Hoy hablaremos más extensamente del material del que está fabricada nuestra campana. La  estannita se denomina también “metal de campana”. Su composición es una aleación metálica muy resistente, utilizada tradicionalmente para la fundición de campanas. Esta aleación contiene un tipo de bronce que utiliza cobre con estaño en una proporción de 3:1 (78 % frente a un 22 % en valores precisos), que se funden conjunta y fácilmente y luego se cuelan, produciendo la aleación más sonora de todos los bronces, siendo el tono más grave y profundo cuanta mayor cantidad de cobre posea la campana.

 

La mena principal es la estannita, un sulfuro de cobre, estaño y hierro. Un enfriamiento rápido aumenta la sonoridad de todas las aleaciones. Por esta razón el célebre químico Jean d’Arcet recomienda que las piezas de la campana se calienten hasta el rojo cereza, después de fundidas y moldeadas, y después de sumergirlas de golpe en agua fría se sometan a una presión bien regulada mediante un martilleo diestramente verificado, hasta que adquieran la sonoridad adecuada, después de lo cual se vuelven a calentar y se dejan enfriar lentamente al aire.

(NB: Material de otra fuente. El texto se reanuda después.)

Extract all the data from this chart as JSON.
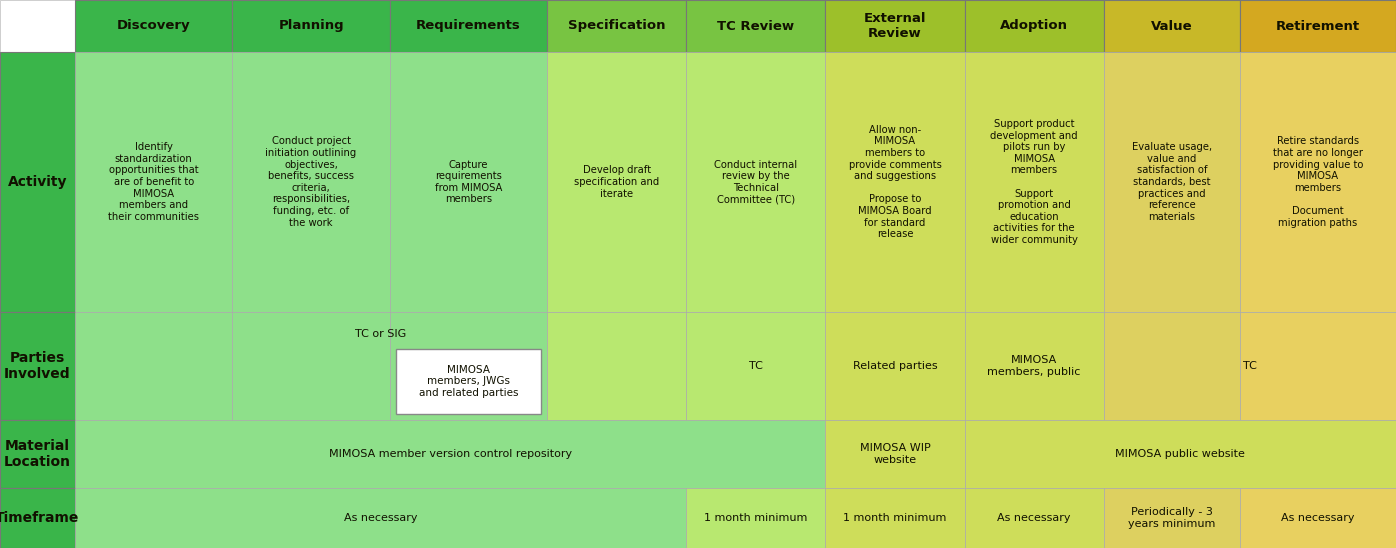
{
  "columns": [
    "Discovery",
    "Planning",
    "Requirements",
    "Specification",
    "TC Review",
    "External\nReview",
    "Adoption",
    "Value",
    "Retirement"
  ],
  "header_colors": [
    "#3ab54a",
    "#3ab54a",
    "#3ab54a",
    "#78c442",
    "#78c442",
    "#9dc02a",
    "#9dc02a",
    "#c8b828",
    "#d4a820"
  ],
  "act_colors": [
    "#8ee08a",
    "#8ee08a",
    "#8ee08a",
    "#b8e870",
    "#b8e870",
    "#cedd5a",
    "#cedd5a",
    "#ddd060",
    "#e8d060"
  ],
  "par_colors": [
    "#8ee08a",
    "#8ee08a",
    "#8ee08a",
    "#b8e870",
    "#b8e870",
    "#cedd5a",
    "#cedd5a",
    "#ddd060",
    "#e8d060"
  ],
  "mat_colors": [
    "#8ee08a",
    "#8ee08a",
    "#8ee08a",
    "#b8e870",
    "#b8e870",
    "#cedd5a",
    "#cedd5a",
    "#ddd060",
    "#e8d060"
  ],
  "tf_colors": [
    "#8ee08a",
    "#8ee08a",
    "#8ee08a",
    "#b8e870",
    "#b8e870",
    "#cedd5a",
    "#cedd5a",
    "#ddd060",
    "#e8d060"
  ],
  "row_label_bg": "#3ab54a",
  "text_color": "#111100",
  "activity_texts": [
    "Identify\nstandardization\nopportunities that\nare of benefit to\nMIMOSA\nmembers and\ntheir communities",
    "Conduct project\ninitiation outlining\nobjectives,\nbenefits, success\ncriteria,\nresponsibilities,\nfunding, etc. of\nthe work",
    "Capture\nrequirements\nfrom MIMOSA\nmembers",
    "Develop draft\nspecification and\niterate",
    "Conduct internal\nreview by the\nTechnical\nCommittee (TC)",
    "Allow non-\nMIMOSA\nmembers to\nprovide comments\nand suggestions\n\nPropose to\nMIMOSA Board\nfor standard\nrelease",
    "Support product\ndevelopment and\npilots run by\nMIMOSA\nmembers\n\nSupport\npromotion and\neducation\nactivities for the\nwider community",
    "Evaluate usage,\nvalue and\nsatisfaction of\nstandards, best\npractices and\nreference\nmaterials",
    "Retire standards\nthat are no longer\nproviding value to\nMIMOSA\nmembers\n\nDocument\nmigration paths"
  ]
}
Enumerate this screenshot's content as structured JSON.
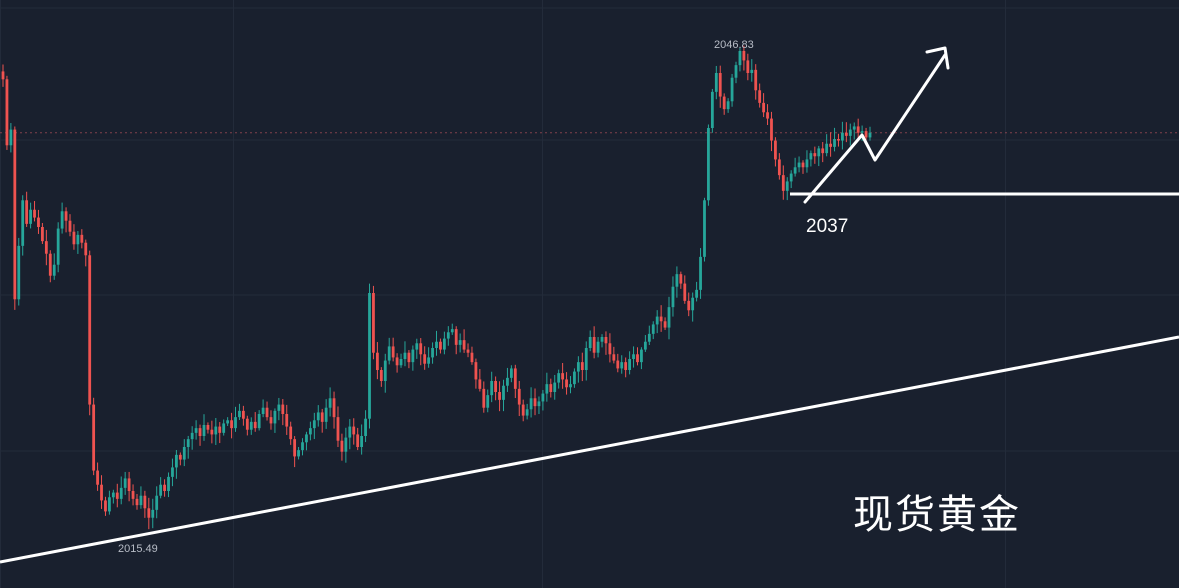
{
  "chart_data": {
    "type": "candlestick",
    "instrument_label": "现货黄金",
    "y_range": [
      2013.2,
      2048.2
    ],
    "grid": true,
    "up_color": "#26a69a",
    "down_color": "#ef5350",
    "background_color": "#19202e",
    "annotation_color": "#ffffff",
    "high_marker": {
      "value": 2046.83,
      "text": "2046.83"
    },
    "low_marker": {
      "value": 2015.49,
      "text": "2015.49"
    },
    "support_level": {
      "value": 2037,
      "text": "2037"
    },
    "current_price_line": 2040.9,
    "closes": [
      2044.3,
      2040.1,
      2041.1,
      2030.3,
      2033.7,
      2036.6,
      2035.1,
      2036.0,
      2035.5,
      2034.9,
      2034.0,
      2033.2,
      2031.8,
      2032.5,
      2034.8,
      2035.9,
      2035.3,
      2034.6,
      2033.8,
      2034.4,
      2033.9,
      2033.1,
      2023.6,
      2019.4,
      2018.5,
      2017.5,
      2016.8,
      2017.7,
      2018.0,
      2017.6,
      2018.3,
      2018.9,
      2018.1,
      2017.6,
      2017.2,
      2017.8,
      2017.0,
      2016.4,
      2016.9,
      2017.8,
      2018.5,
      2018.1,
      2019.0,
      2019.6,
      2020.4,
      2020.1,
      2020.9,
      2021.4,
      2021.8,
      2022.1,
      2021.6,
      2022.3,
      2022.0,
      2021.7,
      2022.2,
      2021.8,
      2022.4,
      2022.6,
      2022.1,
      2022.8,
      2023.2,
      2022.7,
      2022.0,
      2022.5,
      2022.1,
      2023.0,
      2023.4,
      2022.8,
      2022.4,
      2023.2,
      2023.6,
      2023.0,
      2022.2,
      2021.4,
      2020.3,
      2020.7,
      2021.2,
      2021.7,
      2022.1,
      2022.6,
      2023.1,
      2022.5,
      2023.4,
      2024.0,
      2022.8,
      2021.3,
      2020.6,
      2021.5,
      2022.2,
      2021.7,
      2020.9,
      2021.6,
      2022.7,
      2030.7,
      2026.9,
      2025.8,
      2025.1,
      2026.4,
      2027.3,
      2026.6,
      2026.1,
      2026.5,
      2026.9,
      2026.3,
      2027.1,
      2027.5,
      2026.8,
      2026.2,
      2026.6,
      2027.2,
      2027.6,
      2027.1,
      2027.8,
      2028.2,
      2028.4,
      2027.4,
      2027.7,
      2027.1,
      2026.9,
      2026.3,
      2025.2,
      2024.6,
      2023.4,
      2024.2,
      2025.1,
      2024.4,
      2023.9,
      2024.8,
      2025.3,
      2025.9,
      2024.6,
      2023.6,
      2022.9,
      2023.3,
      2024.0,
      2023.5,
      2023.8,
      2024.3,
      2024.9,
      2024.4,
      2025.0,
      2025.6,
      2025.2,
      2024.7,
      2024.9,
      2025.7,
      2026.3,
      2025.8,
      2027.2,
      2027.9,
      2026.9,
      2027.6,
      2027.9,
      2027.5,
      2026.8,
      2026.4,
      2025.9,
      2026.3,
      2025.8,
      2026.5,
      2026.8,
      2026.3,
      2027.1,
      2027.6,
      2028.1,
      2028.7,
      2029.2,
      2028.9,
      2028.5,
      2029.8,
      2031.1,
      2031.9,
      2031.3,
      2030.2,
      2029.6,
      2030.4,
      2030.9,
      2033.0,
      2036.6,
      2041.2,
      2043.5,
      2044.7,
      2043.2,
      2042.4,
      2042.9,
      2044.4,
      2045.2,
      2046.1,
      2045.5,
      2044.7,
      2044.9,
      2043.6,
      2042.8,
      2042.2,
      2041.8,
      2040.4,
      2039.2,
      2038.2,
      2037.2,
      2037.8,
      2038.3,
      2038.7,
      2039.0,
      2038.7,
      2039.2,
      2039.6,
      2039.4,
      2039.9,
      2039.6,
      2040.2,
      2040.0,
      2040.5,
      2040.4,
      2040.9,
      2040.7,
      2041.1,
      2041.3,
      2040.9,
      2041.0,
      2040.6,
      2040.9
    ]
  }
}
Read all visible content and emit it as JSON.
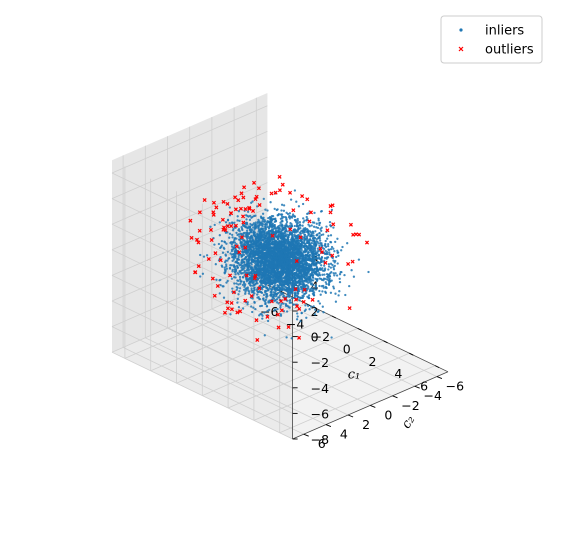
{
  "chart_data": {
    "type": "scatter",
    "projection": "3d",
    "xlabel": "c₁",
    "ylabel": "c₂",
    "zlabel": "",
    "xlim": [
      -7,
      7
    ],
    "ylim": [
      -7,
      7
    ],
    "zlim": [
      -8,
      7
    ],
    "xticks": [
      "−6",
      "−4",
      "−2",
      "0",
      "2",
      "4",
      "6"
    ],
    "yticks": [
      "−6",
      "−4",
      "−2",
      "0",
      "2",
      "4",
      "6"
    ],
    "zticks": [
      "−8",
      "−6",
      "−4",
      "−2",
      "0",
      "2",
      "4",
      "6"
    ],
    "grid": true,
    "legend": {
      "position": "top-right"
    },
    "colors": {
      "inliers": "#1f77b4",
      "outliers": "#ff0000"
    },
    "series": [
      {
        "name": "inliers",
        "marker": "dot",
        "distribution": "standard normal, 3 dimensions",
        "count_approx": 20000
      },
      {
        "name": "outliers",
        "marker": "x",
        "count_approx": 120
      }
    ]
  }
}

Durante la Edad Moderna en España se consideraba esta aleación como la más idónea para fundir piezas de artillería, de manera que la construcción de los cañones estaba en manos de los maestros campaneros. A ello se debe que el Arma de Artillería poseyera el denominado "privilegio de campanas", que consistía en la confiscación de todas las campanas y demás utensilios de cobre o bronce que existieran en toda ciudad conquistada, en reconocimiento a su desempeño.